Most helpful comment

@wassimseif, running longformer on pytroch-xla is tracked in this issue https://github.com/allenai/longformer/issues/101. I am aiming to make that code available soon, probably this week.

ibeltagy on 1 Sep 2020

👍3

All 4 comments

Hey @wassimseif, sadly neither Longformer nor Reformer works on PyTorch/XLA . There is just too much dynamic tensor reshaping happening. I think @ibeltagy made Longformer work on PyTorch/XLA when respecting certain limitations (only local attention)
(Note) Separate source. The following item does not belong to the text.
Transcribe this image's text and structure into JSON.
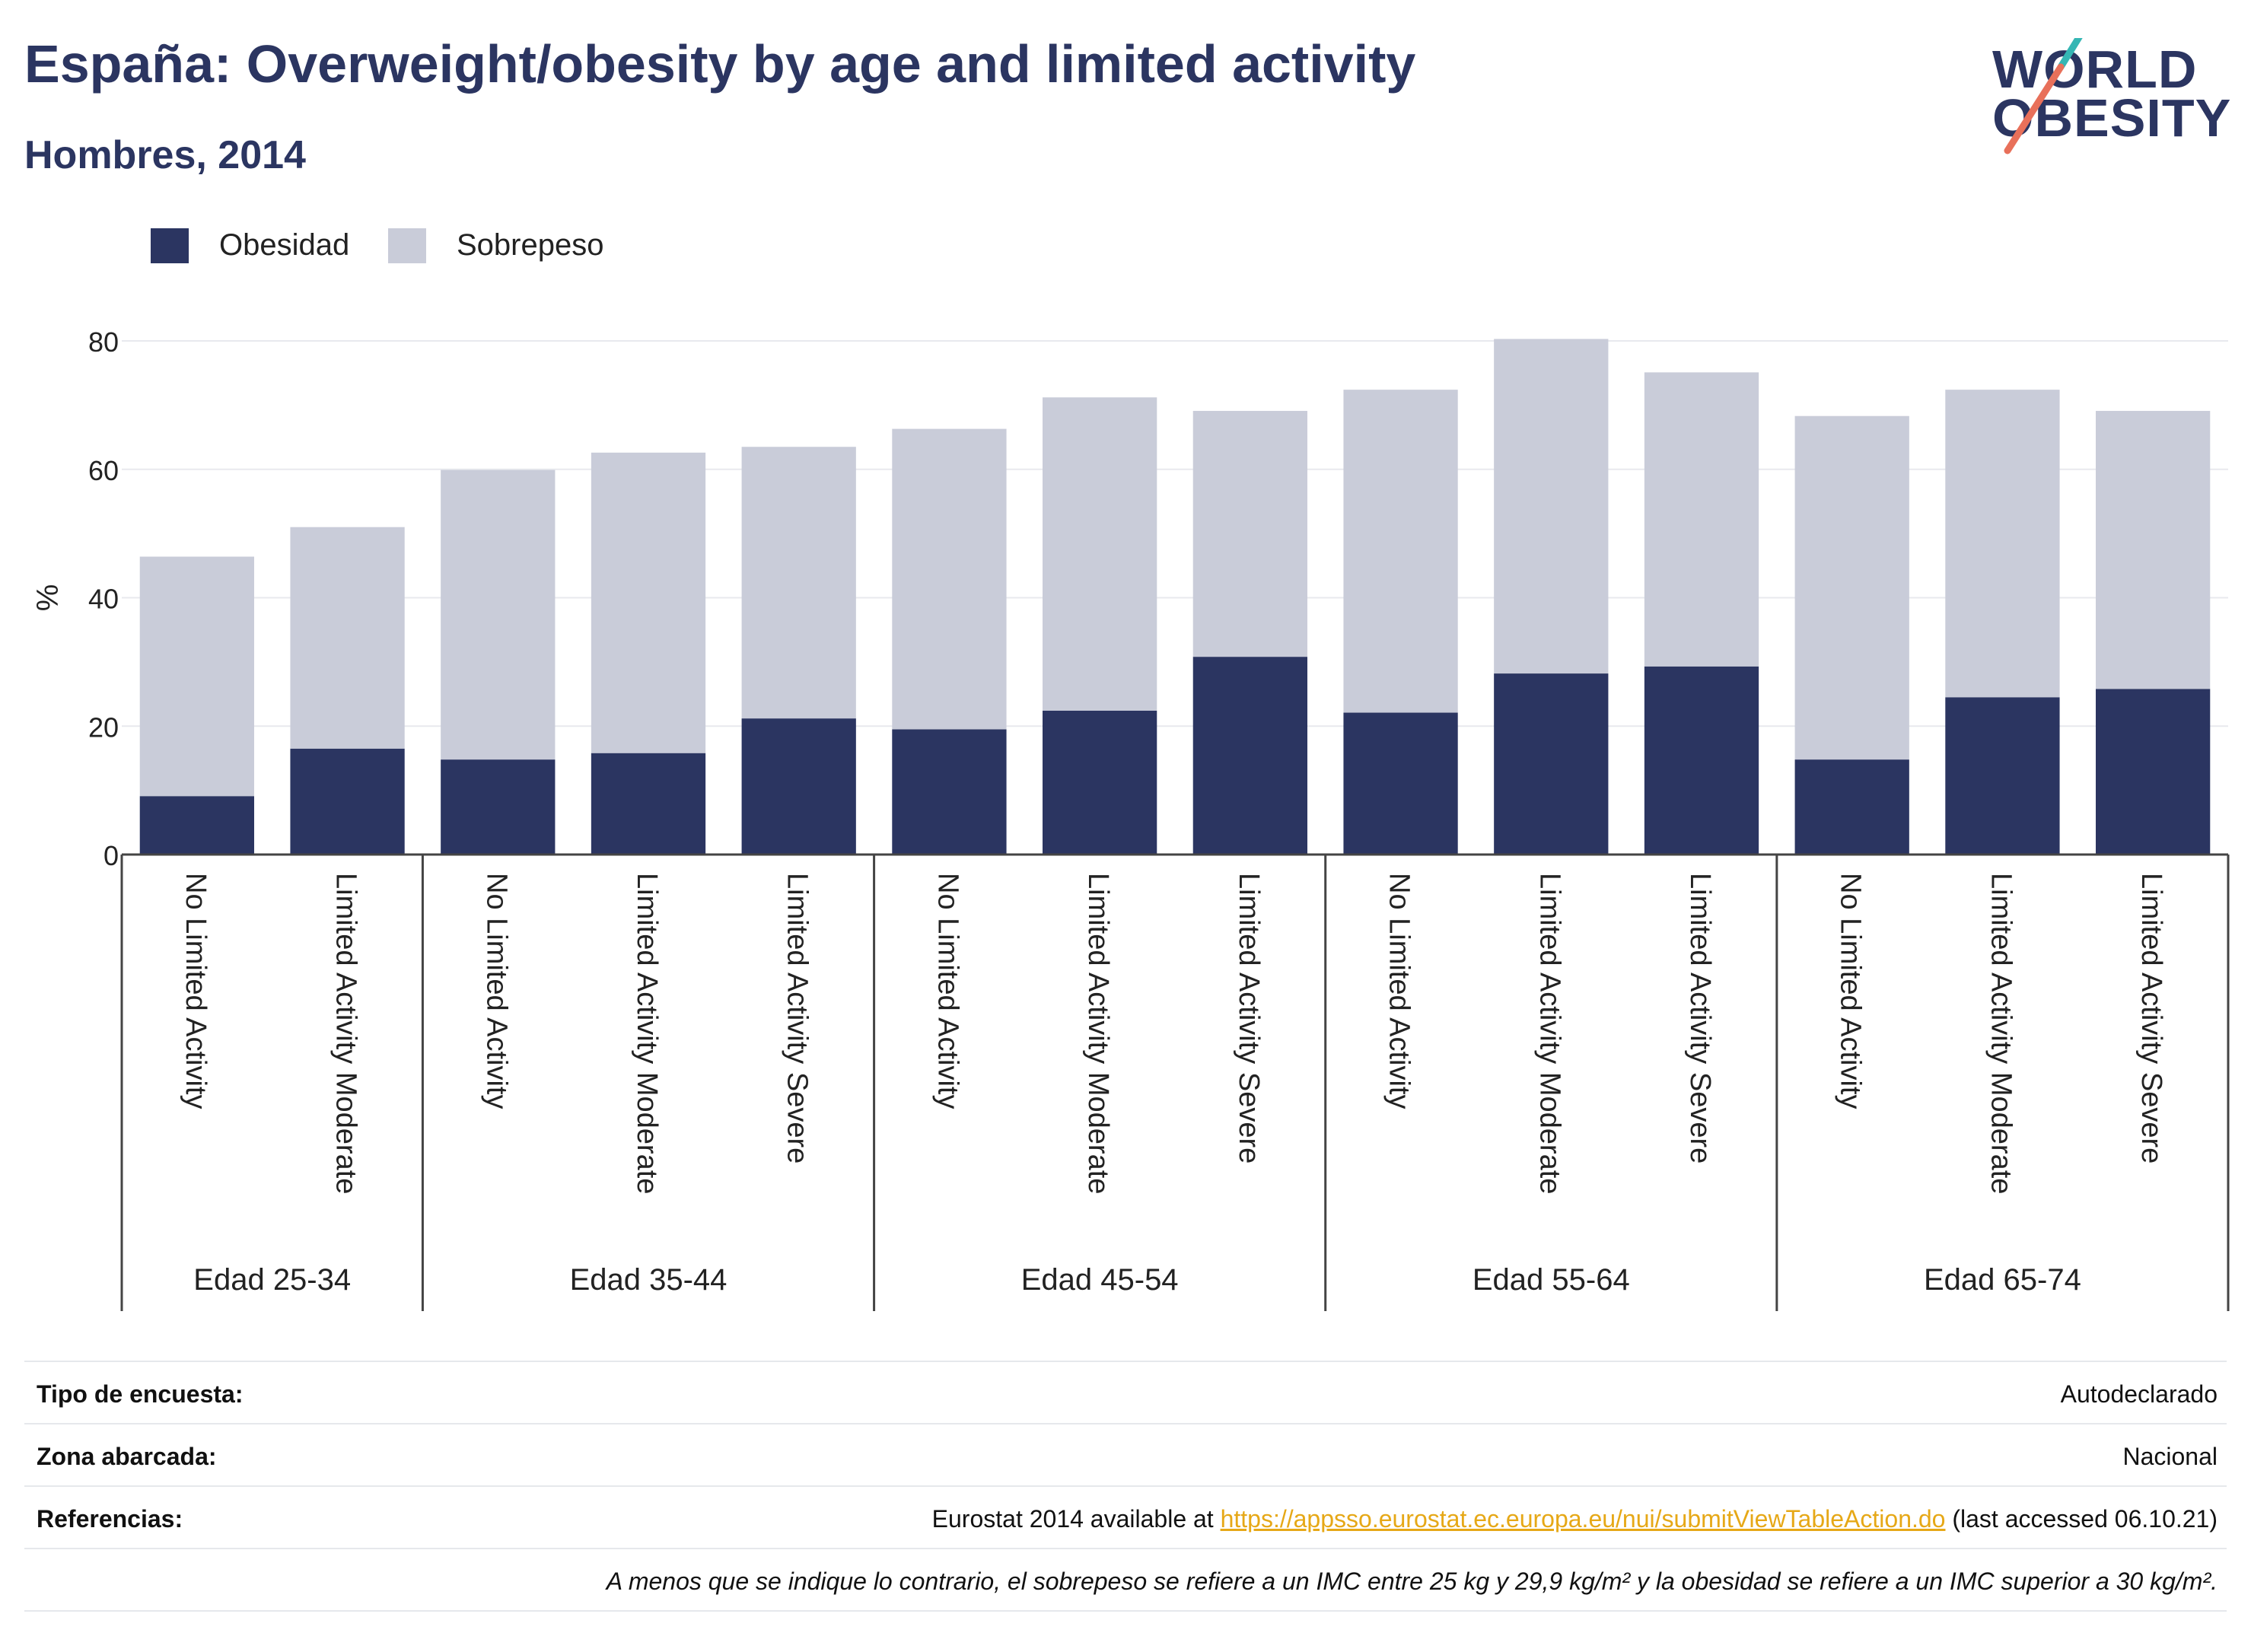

patrickvonplaten on 1 Sep 2020

Hey @patrickvonplaten,
Understood. Is there some wiki that specifies which model works on XLA & which don't ?

wassimseif on 1 Sep 2020

@wassimseif, running longformer on pytroch-xla is tracked in this issue https://github.com/allenai/longformer/issues/101. I am aiming to make that code available soon, probably this week.

ibeltagy on 1 Sep 2020

👍3

This issue has been automatically marked as stale because it has not had recent activity. It will be closed if no further activity occurs. Thank you for your contributions.